Late last year, the CFIA's food safety operations were moved to Health Canada.
The U.S. down-grading came after the first U.S. audit of the
Canadian Food Inspection Agency since 2009.
This audit involved visits to Canadian Food Inspection
Agency offices in Ottawa and other parts of Canada, to the XL Foods Inc.
beef-slaughtering plant at Brooks, Alberta, and the Britco Pork slaughtering
plant at Langley, B.C., to Aliments Prince bacon-processing plant at Cornwall,
Ont., Les Produits Alimentaires de Viau Inc. ham-processing plant at Laval,
Que., Santa Maria Foods of Toronto, Maple Leaf Foods Inc. meat-processing plant
in Winnipeg and Vanderpol Egg Ltd. at Abbotsford, B.C.
The U.S. inspectors also visited Maxxam Analytics Ltd. of
Mississauga and Silliker JR Labs of Burnaby, B.C., which test samples submitted
by the CFIA and/or food-processing companies.
Despite the deficiencies the Americans identified and which
Canadians confirmed, Tom Graham, the CFIA official in charge of domestic food
inspection, told the Globe and Mail that “overall, the audit findings were very
good.”
Probably most disconcerting was the audit at XL Foods Inc. which
was shut down in 2010 because beef contaminated with E. coli 0157:H7 was put on
the market and resulted in more than a dozen cases of food poisoning. The
biggest recall in Canadian history ensued.
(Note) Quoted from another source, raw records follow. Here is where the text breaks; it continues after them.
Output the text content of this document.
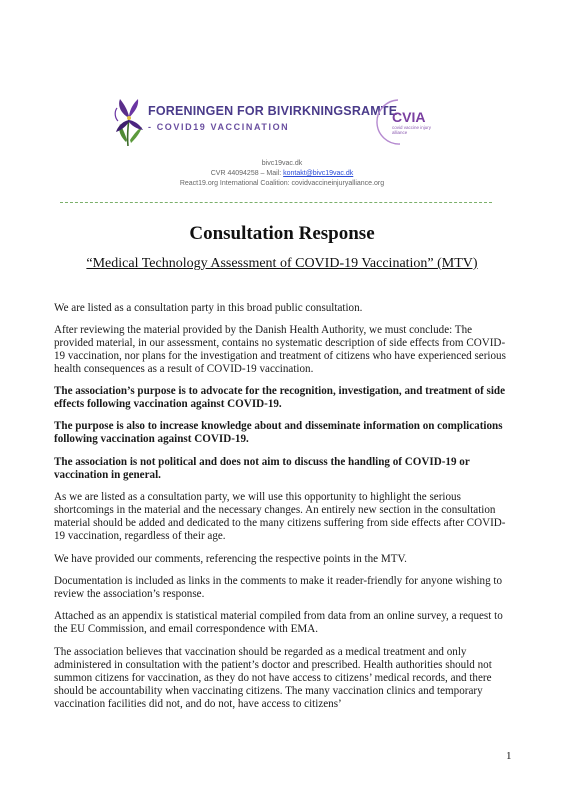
FORENINGEN FOR BIVIRKNINGSRAMTE
- COVID19 VACCINATION
CVIA
covid vaccine injury alliance
bivc19vac.dk
CVR 44094258 – Mail: kontakt@bivc19vac.dk
React19.org International Coalition: covidvaccineinjuryalliance.org
Consultation Response
“Medical Technology Assessment of COVID-19 Vaccination” (MTV)
We are listed as a consultation party in this broad public consultation.
After reviewing the material provided by the Danish Health Authority, we must conclude: The provided material, in our assessment, contains no systematic description of side effects from COVID-19 vaccination, nor plans for the investigation and treatment of citizens who have experienced serious health consequences as a result of COVID-19 vaccination.
The association’s purpose is to advocate for the recognition, investigation, and treatment of side effects following vaccination against COVID-19.
The purpose is also to increase knowledge about and disseminate information on complications following vaccination against COVID-19.
The association is not political and does not aim to discuss the handling of COVID-19 or vaccination in general.
As we are listed as a consultation party, we will use this opportunity to highlight the serious shortcomings in the material and the necessary changes. An entirely new section in the consultation material should be added and dedicated to the many citizens suffering from side effects after COVID-19 vaccination, regardless of their age.
We have provided our comments, referencing the respective points in the MTV.
Documentation is included as links in the comments to make it reader-friendly for anyone wishing to review the association’s response.
Attached as an appendix is statistical material compiled from data from an online survey, a request to the EU Commission, and email correspondence with EMA.
The association believes that vaccination should be regarded as a medical treatment and only administered in consultation with the patient’s doctor and prescribed. Health authorities should not summon citizens for vaccination, as they do not have access to citizens’ medical records, and there should be accountability when vaccinating citizens. The many vaccination clinics and temporary vaccination facilities did not, and do not, have access to citizens’
1
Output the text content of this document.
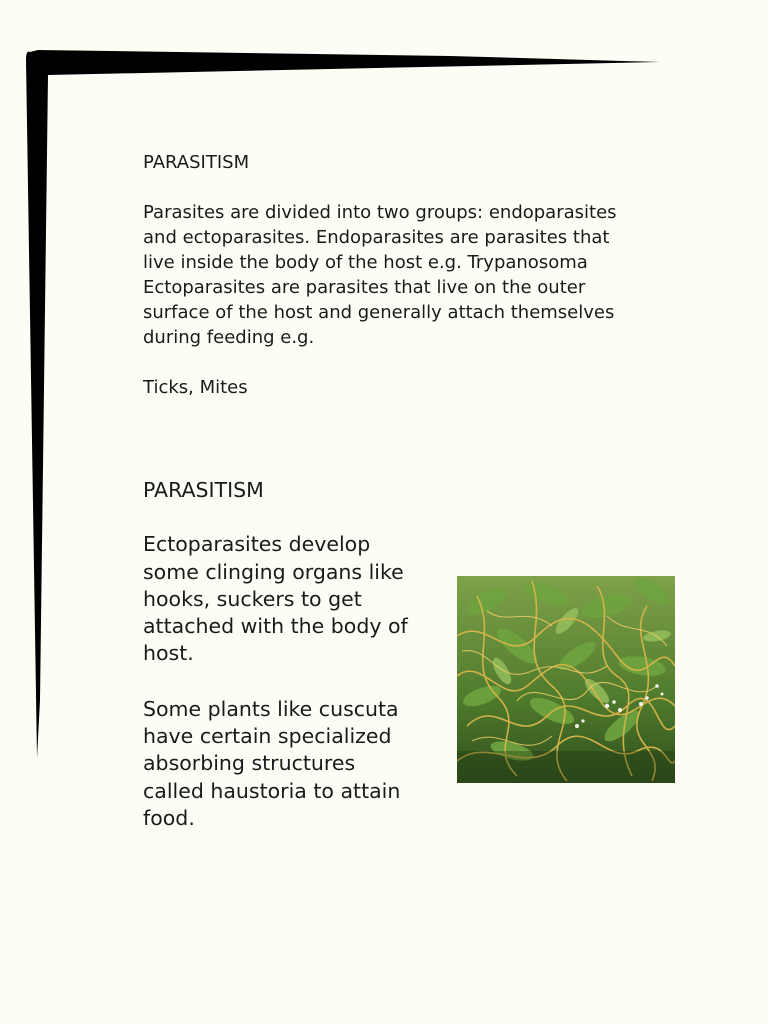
PARASITISM

Parasites are divided into two groups: endoparasites and ectoparasites. Endoparasites are parasites that live inside the body of the host e.g. Trypanosoma Ectoparasites are parasites that live on the outer surface of the host and generally attach themselves during feeding e.g.

Ticks, Mites

PARASITISM

Ectoparasites develop some clinging organs like hooks, suckers to get attached with the body of host.

Some plants like cuscuta have certain specialized absorbing structures called haustoria to attain food.
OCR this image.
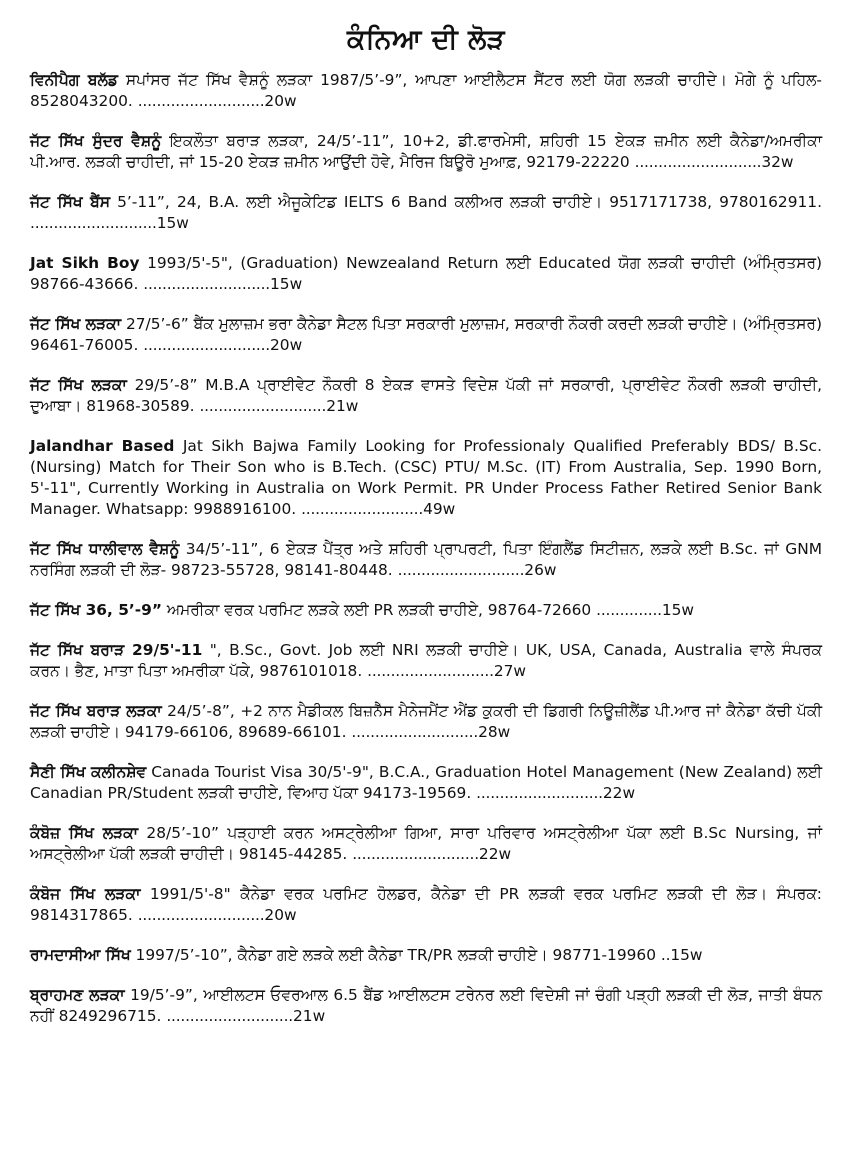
ਕੰਨਿਆ ਦੀ ਲੋੜ
ਵਿਨੀਪੈਗ ਬਲੱਡ ਸਪਾਂਸਰ ਜੱਟ ਸਿੱਖ ਵੈਸ਼ਨੂੰ ਲੜਕਾ 1987/5’-9”, ਆਪਣਾ ਆਈਲੈਟਸ ਸੈਂਟਰ ਲਈ ਯੋਗ ਲੜਕੀ ਚਾਹੀਦੇ। ਮੋਗੇ ਨੂੰ ਪਹਿਲ- 8528043200. ...........................20w
ਜੱਟ ਸਿੱਖ ਸੁੰਦਰ ਵੈਸ਼ਨੂੰ ਇਕਲੌਤਾ ਬਰਾੜ ਲੜਕਾ, 24/5’-11”, 10+2, ਡੀ.ਫਾਰਮੇਸੀ, ਸ਼ਹਿਰੀ 15 ਏਕੜ ਜ਼ਮੀਨ ਲਈ ਕੈਨੇਡਾ/ਅਮਰੀਕਾ ਪੀ.ਆਰ. ਲੜਕੀ ਚਾਹੀਦੀ, ਜਾਂ 15-20 ਏਕੜ ਜ਼ਮੀਨ ਆਉਂਦੀ ਹੋਵੇ, ਮੈਰਿਜ ਬਿਊਰੋ ਮੁਆਫ਼, 92179-22220 ...........................32w
ਜੱਟ ਸਿੱਖ ਬੈਂਸ 5’-11”, 24, B.A. ਲਈ ਐਜੂਕੇਟਿਡ IELTS 6 Band ਕਲੀਅਰ ਲੜਕੀ ਚਾਹੀਏ। 9517171738, 9780162911. ...........................15w
Jat Sikh Boy 1993/5'-5", (Graduation) Newzealand Return ਲਈ Educated ਯੋਗ ਲੜਕੀ ਚਾਹੀਦੀ (ਅੰਮ੍ਰਿਤਸਰ) 98766-43666. ...........................15w
ਜੱਟ ਸਿੱਖ ਲੜਕਾ 27/5’-6” ਬੈਂਕ ਮੁਲਾਜ਼ਮ ਭਰਾ ਕੈਨੇਡਾ ਸੈਟਲ ਪਿਤਾ ਸਰਕਾਰੀ ਮੁਲਾਜ਼ਮ, ਸਰਕਾਰੀ ਨੌਕਰੀ ਕਰਦੀ ਲੜਕੀ ਚਾਹੀਏ। (ਅੰਮ੍ਰਿਤਸਰ) 96461-76005. ...........................20w
ਜੱਟ ਸਿੱਖ ਲੜਕਾ 29/5’-8” M.B.A ਪ੍ਰਾਈਵੇਟ ਨੌਕਰੀ 8 ਏਕੜ ਵਾਸਤੇ ਵਿਦੇਸ਼ ਪੱਕੀ ਜਾਂ ਸਰਕਾਰੀ, ਪ੍ਰਾਈਵੇਟ ਨੌਕਰੀ ਲੜਕੀ ਚਾਹੀਦੀ, ਦੁਆਬਾ। 81968-30589. ...........................21w
Jalandhar Based Jat Sikh Bajwa Family Looking for Professionaly Qualified Preferably BDS/ B.Sc. (Nursing) Match for Their Son who is B.Tech. (CSC) PTU/ M.Sc. (IT) From Australia, Sep. 1990 Born, 5'-11", Currently Working in Australia on Work Permit. PR Under Process Father Retired Senior Bank Manager. Whatsapp: 9988916100. ..........................49w
ਜੱਟ ਸਿੱਖ ਧਾਲੀਵਾਲ ਵੈਸ਼ਨੂੰ 34/5’-11”, 6 ਏਕੜ ਪੈਂਤ੍ਰ ਅਤੇ ਸ਼ਹਿਰੀ ਪ੍ਰਾਪਰਟੀ, ਪਿਤਾ ਇੰਗਲੈਂਡ ਸਿਟੀਜ਼ਨ, ਲੜਕੇ ਲਈ B.Sc. ਜਾਂ GNM ਨਰਸਿੰਗ ਲੜਕੀ ਦੀ ਲੋੜ- 98723-55728, 98141-80448. ...........................26w
ਜੱਟ ਸਿੱਖ 36, 5’-9” ਅਮਰੀਕਾ ਵਰਕ ਪਰਮਿਟ ਲੜਕੇ ਲਈ PR ਲੜਕੀ ਚਾਹੀਏ, 98764-72660 ..............15w
ਜੱਟ ਸਿੱਖ ਬਰਾੜ 29/5'-11 ", B.Sc., Govt. Job ਲਈ NRI ਲੜਕੀ ਚਾਹੀਏ। UK, USA, Canada, Australia ਵਾਲੇ ਸੰਪਰਕ ਕਰਨ। ਭੈਣ, ਮਾਤਾ ਪਿਤਾ ਅਮਰੀਕਾ ਪੱਕੇ, 9876101018. ...........................27w
ਜੱਟ ਸਿੱਖ ਬਰਾੜ ਲੜਕਾ 24/5’-8”, +2 ਨਾਨ ਮੈਡੀਕਲ ਬਿਜ਼ਨੈੱਸ ਮੈਨੇਜਮੈਂਟ ਐਂਡ ਕੁਕਰੀ ਦੀ ਡਿਗਰੀ ਨਿਊਜ਼ੀਲੈਂਡ ਪੀ.ਆਰ ਜਾਂ ਕੈਨੇਡਾ ਕੱਚੀ ਪੱਕੀ ਲੜਕੀ ਚਾਹੀਏ। 94179-66106, 89689-66101. ...........................28w
ਸੈਣੀ ਸਿੱਖ ਕਲੀਨਸ਼ੇਵ Canada Tourist Visa 30/5'-9", B.C.A., Graduation Hotel Management (New Zealand) ਲਈ Canadian PR/Student ਲੜਕੀ ਚਾਹੀਏ, ਵਿਆਹ ਪੱਕਾ 94173-19569. ...........................22w
ਕੰਬੋਜ਼ ਸਿੱਖ ਲੜਕਾ 28/5’-10” ਪੜ੍ਹਾਈ ਕਰਨ ਅਸਟ੍ਰੇਲੀਆ ਗਿਆ, ਸਾਰਾ ਪਰਿਵਾਰ ਅਸਟ੍ਰੇਲੀਆ ਪੱਕਾ ਲਈ B.Sc Nursing, ਜਾਂ ਅਸਟ੍ਰੇਲੀਆ ਪੱਕੀ ਲੜਕੀ ਚਾਹੀਦੀ। 98145-44285. ...........................22w
ਕੰਬੋਜ ਸਿੱਖ ਲੜਕਾ 1991/5'-8" ਕੈਨੇਡਾ ਵਰਕ ਪਰਮਿਟ ਹੋਲਡਰ, ਕੈਨੇਡਾ ਦੀ PR ਲੜਕੀ ਵਰਕ ਪਰਮਿਟ ਲੜਕੀ ਦੀ ਲੋੜ। ਸੰਪਰਕ: 9814317865. ...........................20w
ਰਾਮਦਾਸੀਆ ਸਿੱਖ 1997/5’-10”, ਕੈਨੇਡਾ ਗਏ ਲੜਕੇ ਲਈ ਕੈਨੇਡਾ TR/PR ਲੜਕੀ ਚਾਹੀਏ। 98771-19960 ..15w
ਬ੍ਰਾਹਮਣ ਲੜਕਾ 19/5’-9”, ਆਈਲਟਸ ਓਵਰਆਲ 6.5 ਬੈਂਡ ਆਈਲਟਸ ਟਰੇਨਰ ਲਈ ਵਿਦੇਸ਼ੀ ਜਾਂ ਚੰਗੀ ਪੜ੍ਹੀ ਲੜਕੀ ਦੀ ਲੋੜ, ਜਾਤੀ ਬੰਧਨ ਨਹੀਂ 8249296715. ...........................21w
Despite assurances that the CFIA had become more vigilant
and the plant was under new ownership and dedicated to food safety, the
auditors identified problems ranging from a table saw that had not been
adequately cleaned between shifts, plastic bins for carrying meat that were so
poorly cleaned that they still had meat and fat inside and inability to provide
records to verify that equipment was adequately taken apart, cleaned and
disinfected and re-assembled before the next shift started processing.
Equipment break-down for cleaning and disinfection became a
requirement after a massive outbreak of Listeria food poisoning from a Maple
Leaf Foods Inc. plant in Toronto. That was traced to Listeria inside
meat-slicing equipment.
The U.S. inspectors were critical of Vanderpol’s
egg-processing plant because it could not furnish records to prove it had
complied with previous findings of deficiencies.
There was rust on a saw at Santa Maria Foods.
The U.S. audits were conducted between Oct. 22 and Nov. 9,
2012, and Canadian inspectors were part of the group that visited
meat-processing facilities and have been fully aware of the findings.
It took from then until September, 2013, for the CFIA to
respond to the U.S. request for Canada’s policy to deal with
Shiga-toxin-producing bacteria, such as E. coli 0157:H7 and the U.S. is still
waiting for the CFIA to respond to its concerns about protocols to address
concerns about salmonella in ready-to-eat products.
I twice filed under the U.S.
Freedom-of-Information law to obtain a copy of the U.S. report on Canada, but so far have been given nothing.